Bab 17 - She's home

753 106 12
                                    

Apa Ziel sesibuk itu? Xela mendengus gusar, ia sudah menunggu enam jam di ruang tunggu kantor milik Ziel, tidak ada tanda-tanda Ziel mau menemuinya. Perutnya sudah berbunyi minta diisi tapi ia takut meninggalkan ruangan itu, takut kalau tiba-tiba Ziel keluar dan ia kehilangan kesempatan itu.

"Lebih baik pulang dulu, Nona." Itu adalah ucapan karyawan front office yang merasa kasihan pada Xela.

"Apa kau yakin Ziel sudah mendengar aku datang?" Tanya Xela masih belum menyerah.

Karyawan itu mengangguk, sedikit iba dengan Xela. "Sudah Nona, tapi pak Ziel sedang rapat penting." Bohongnya untuk yang kesekian kalinya.

"Apa rapat memang selama ini?" Tanya Xela mulai tidak sabaran.

"Kadang-kadang." Jawab karyawan itu kembali berbohong. Sejujurnya ia sungguh tidak tega membohongi gadis itu, jika benar gadis itu adalah adik bosnya, lantas kenapa bosnya tega sekali membiarkan adiknya menunggu selama itu.

"Aku akan mencoba menghubungi pak Ziel sekali lagi, anda yakin masih tetap ingin menunggu?"

Xela mengangguk. "Yah, tolong beritahu sekali lagi. Aku akan terus menunggu."

Karyawan itu kembali ke tempat kerjanya dan kembali menghubungi sekretaris Ziel meski ia tahu itu percuma.

Waktu terus berjalan, Xela yang sudah menunggu sejak pagi mulai terlihat lesu, ia juga tidak sempat sarapan karena terlalu bersemangat menyelesaikan peralihan warisan itu. Kalau diingat sepertinya kemarin ia juga lupa makan malam. Xela mendesah lesu meratapi nasibnya.
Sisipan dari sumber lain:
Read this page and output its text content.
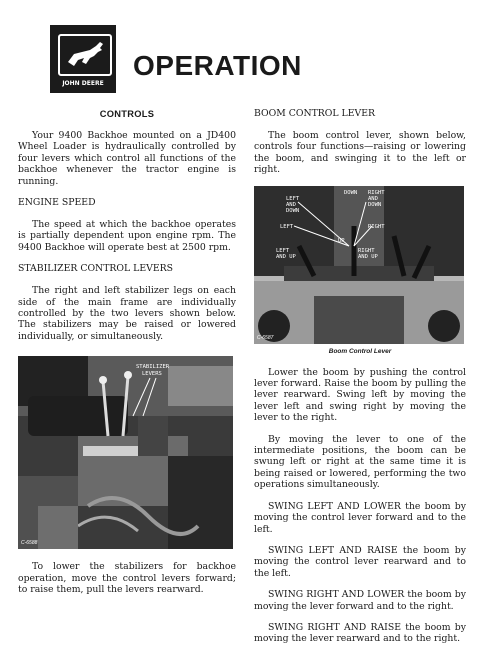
JOHN DEERE
OPERATION
CONTROLS

Your 9400 Backhoe mounted on a JD400 Wheel Loader is hydraulically controlled by four levers which control all functions of the backhoe whenever the tractor engine is running.

ENGINE SPEED

The speed at which the backhoe operates is partially dependent upon engine rpm. The 9400 Backhoe will operate best at 2500 rpm.

STABILIZER CONTROL LEVERS

The right and left stabilizer legs on each side of the main frame are individually controlled by the two levers shown below. The stabilizers may be raised or lowered individually, or simultaneously.

STABILIZER
LEVERS
C-6588

To lower the stabilizers for backhoe operation, move the control levers forward; to raise them, pull the levers rearward.

BOOM CONTROL LEVER

The boom control lever, shown below, controls four functions—raising or lowering the boom, and swinging it to the left or right.

DOWN
LEFT
AND
DOWN
RIGHT
AND
DOWN
LEFT	RIGHT
LEFT
AND UP
UP
RIGHT
AND UP
C-6587
Boom Control Lever

Lower the boom by pushing the control lever forward. Raise the boom by pulling the lever rearward. Swing left by moving the lever left and swing right by moving the lever to the right.

By moving the lever to one of the intermediate positions, the boom can be swung left or right at the same time it is being raised or lowered, performing the two operations simultaneously.

SWING LEFT AND LOWER the boom by moving the control lever forward and to the left.

SWING LEFT AND RAISE the boom by moving the control lever rearward and to the left.

SWING RIGHT AND LOWER the boom by moving the lever forward and to the right.

SWING RIGHT AND RAISE the boom by moving the lever rearward and to the right.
Sekarang pukul delapan malam. Sudah banyak karyawan yang berlalu lalang untuk meninggalkan kantor, tapi tidak ada tanda-tanda Ziel muncul.

Xela jadi bertanya-tanya sebenarnya Ziel di kantornya atau tidak?

Lama menunggu membuat Xela merasa semakin kesulitan menjaga kesadarannya, entah karena lelah, lapar atau mengantuk. Ia tidak bisa membedakan perasaan mana yang lebih kuat sekarang.

"Aku ingin tidur." Xela bergumam pelan diakhir sebelum kesadarannya benar-benar hilang.

Lima belas menit kemudian Ziel keluar dari dalam lift. Karyawan yang sejak tadi memperhatikan Xela buru-buru menunduk memberi hormat. Seharusnya ia sudah pulang, tapi sama seperti tadi ia sungguh iba melihat adik bosnya yang terus menunggu kakaknya yang jelas sekali tidak mau melihatnya.

"Kau belum pulang?" Tanya Ziel pada karyawan wanita itu.

Karyawan itu melirik Xela yang sepertinya tertidur di atas sofa ruang tunggu. Menyadari hal itu Ziel tiba-tiba jadi sedikit kesal, ia tidak suka saat ada orang yang jauh memperlihatkan Xela dari pada dirinya.

"Aku akan mengurusnya, pulanglah." Kata Ziel yang langsung diangguki karyawan itu. "Tunggu."

Karyawan itu berhenti ketika merasa dipanggil kembali. "Terima kasih sudah menemaninya." Ucapan itu terdengar tulus. "Tapi lain kali kau tidak perlu melakukannya lagi." Lanjutnya dingin.

Karyawan itu tersenyum canggung. Entah harus senang atau malah tertekan karena ia merasakan keduanya disaat yang bersamaan.

"Iya pak, sama-sama."

Dari kejauhan ia masih memperhatikan Bosnya segera mendekati adiknya dan menggendong adiknya yang sudah tertidur. Karyawan itu tersenyum lega.

Oh, ternyata tipe yang diam-diam perhatian. Ejekan itu ia tujukan pada bosnya sendiri.

Karyawan itu tertawa gemas sebelum pelan-pelan meninggalkan pemandangan langka itu. Hilang sudah  perasaan negatifnya.

Sementara Ziel menatap Xela dalam gendongannya, wajah gadis itu pucat dengan bibir yang hampir memutih. Ada senyum penuh kepuasan terpatri di wajahnya.